Having a comprehensive and passing test suite does not indicate architectural integrity of the system – only careful analysis and understanding of the problem domain and proper design can do that.
We discovered that there is sometimes a troubling misconception that having a comprehensive and passing test suite would indicate good design. The problematic reasoning is this: “we have a lot of tests and they are all green, therefore everything is fine”. Although in theory, any software developer will surely understand and agree that “you cannot test quality into product”, this truth sometimes gets ignored in practice.
In fact, these two concerns (test coverage and product quality) are independent: one can easily imagine a high-quality system running in production, delivering a lot of value to its users, and not having a single automated test at all – just delete all the tests after deploying and completing extensive validation of the system. On the other hand, it is conceivable to achieve 100% test coverage and have an extremely brittle or unusable system; in this case the tests do not provide any value at all, and are just as useless as the system itself.

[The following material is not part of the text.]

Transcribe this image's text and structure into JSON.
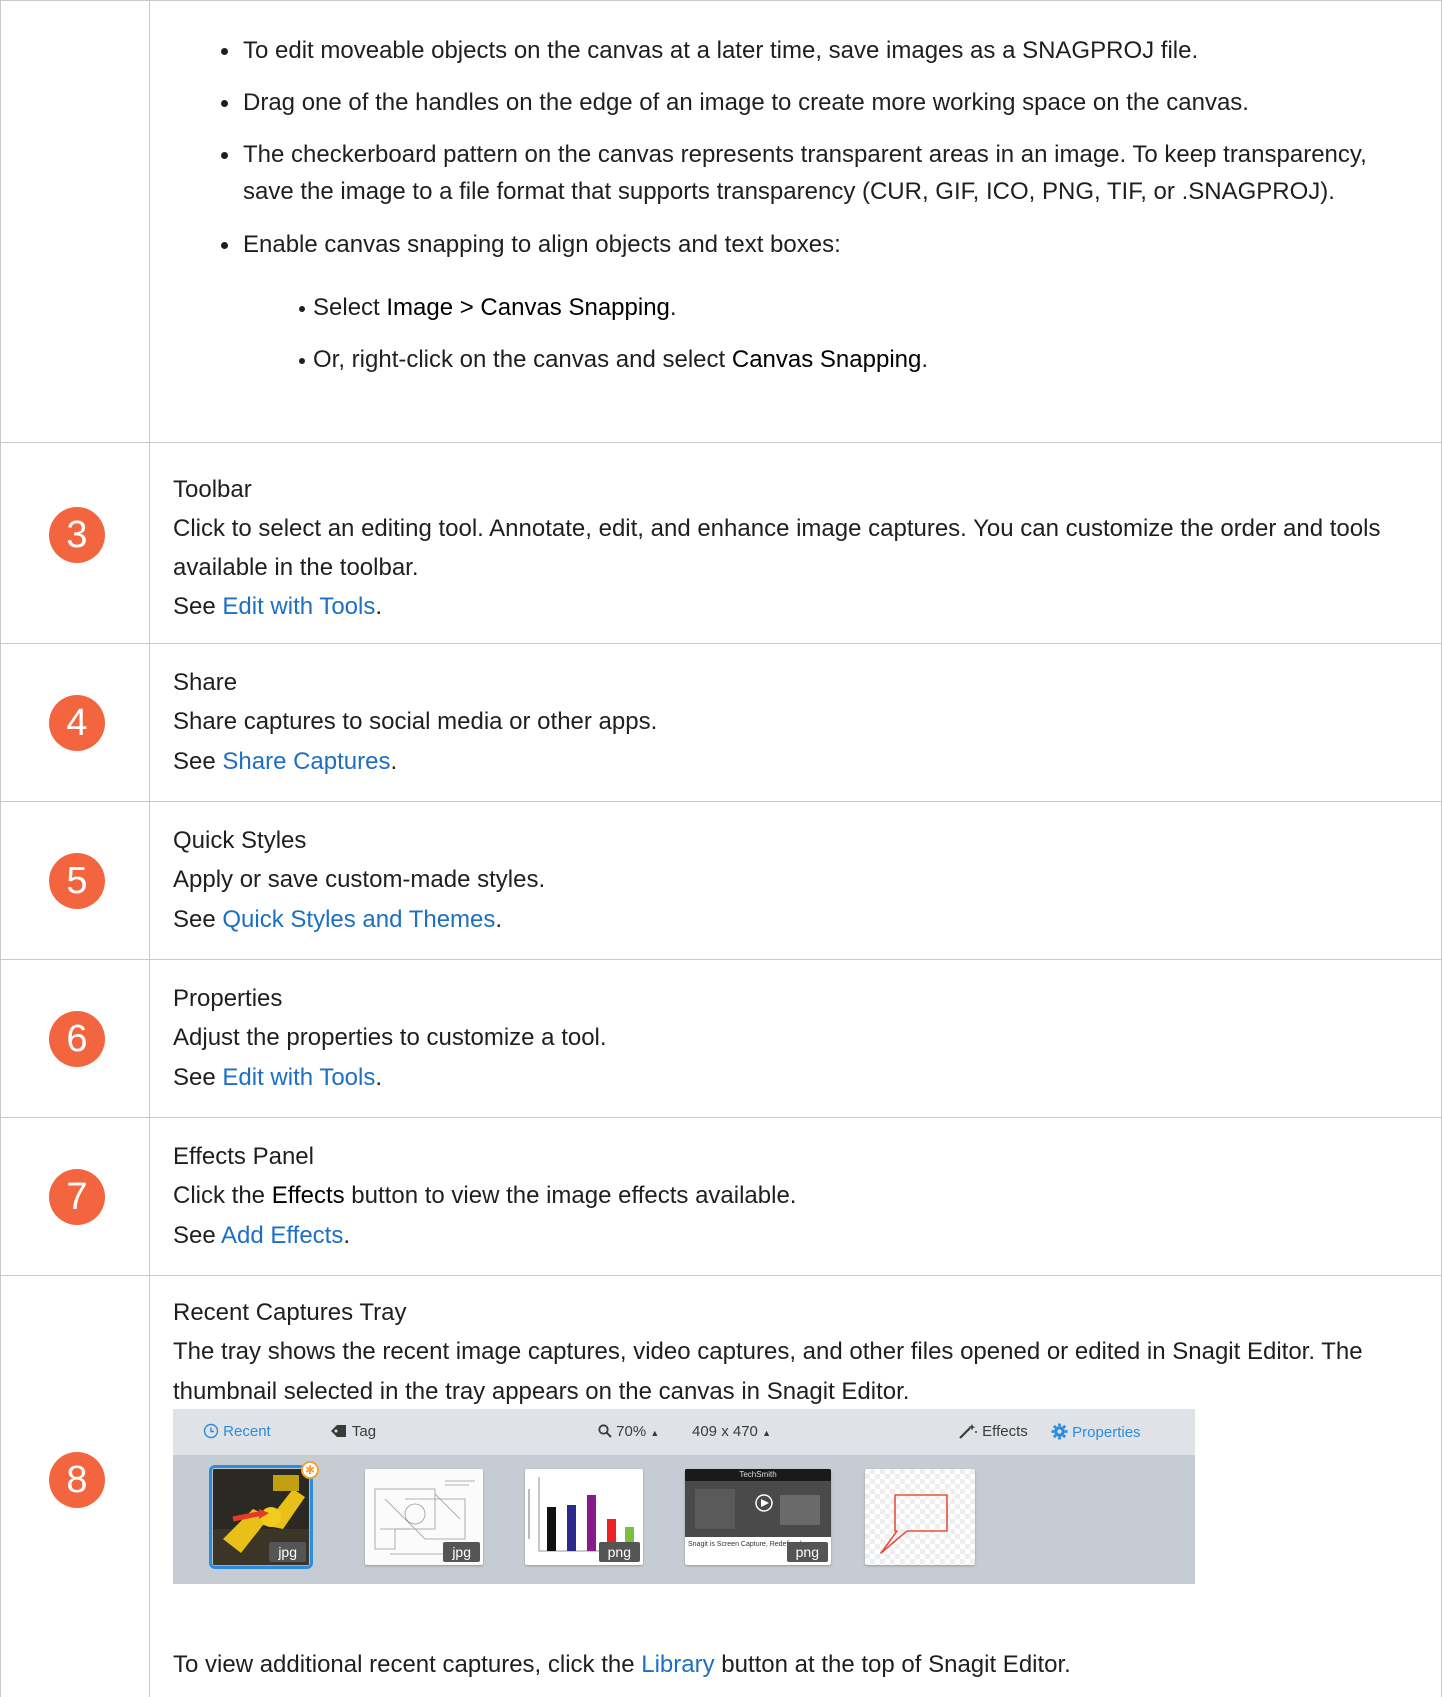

Furthermore, the test code itself does not deliver any value to the user of the system; it is the execution of the test suite and the act of writing test code that create value, but once the tests are executed and the system is designed, deployed and put to use, they can be safely deleted. In other words, after developing the system and verifying that all tests pass, running the same test suite again generates no additional information about the system.
Of course, this view of the testing process is very simplistic, as the system usually must be continuously evolved in order to meet the ever-changing user needs, in which case building and maintaining a comprehensive test suite provides a safety net protecting from regression, and continues to assist the design process.
In total, we believe that the problems described above stem mostly from the fact that we did not consider test and implementation code equally. As mentioned in the first part, this is key for successful application of test-driven development in practice. However, it turned out to be very difficult to do that, because you really need discipline to follow through.
Test-driven development is an integral technique for achieving high quality and is part of everyday practice of most software developers today. However, it is still a challenging discipline that takes time and practice to master. You also need to pay attention to best practices and be very disciplined, otherwise you risk wasting time and not getting the expected benefits. Additionally, in order to be effectively applied, writing test code needs to be explicitly considered as design tool, and not just as verification mechanism. Finally, this practice can only complement other design activities, not replace it.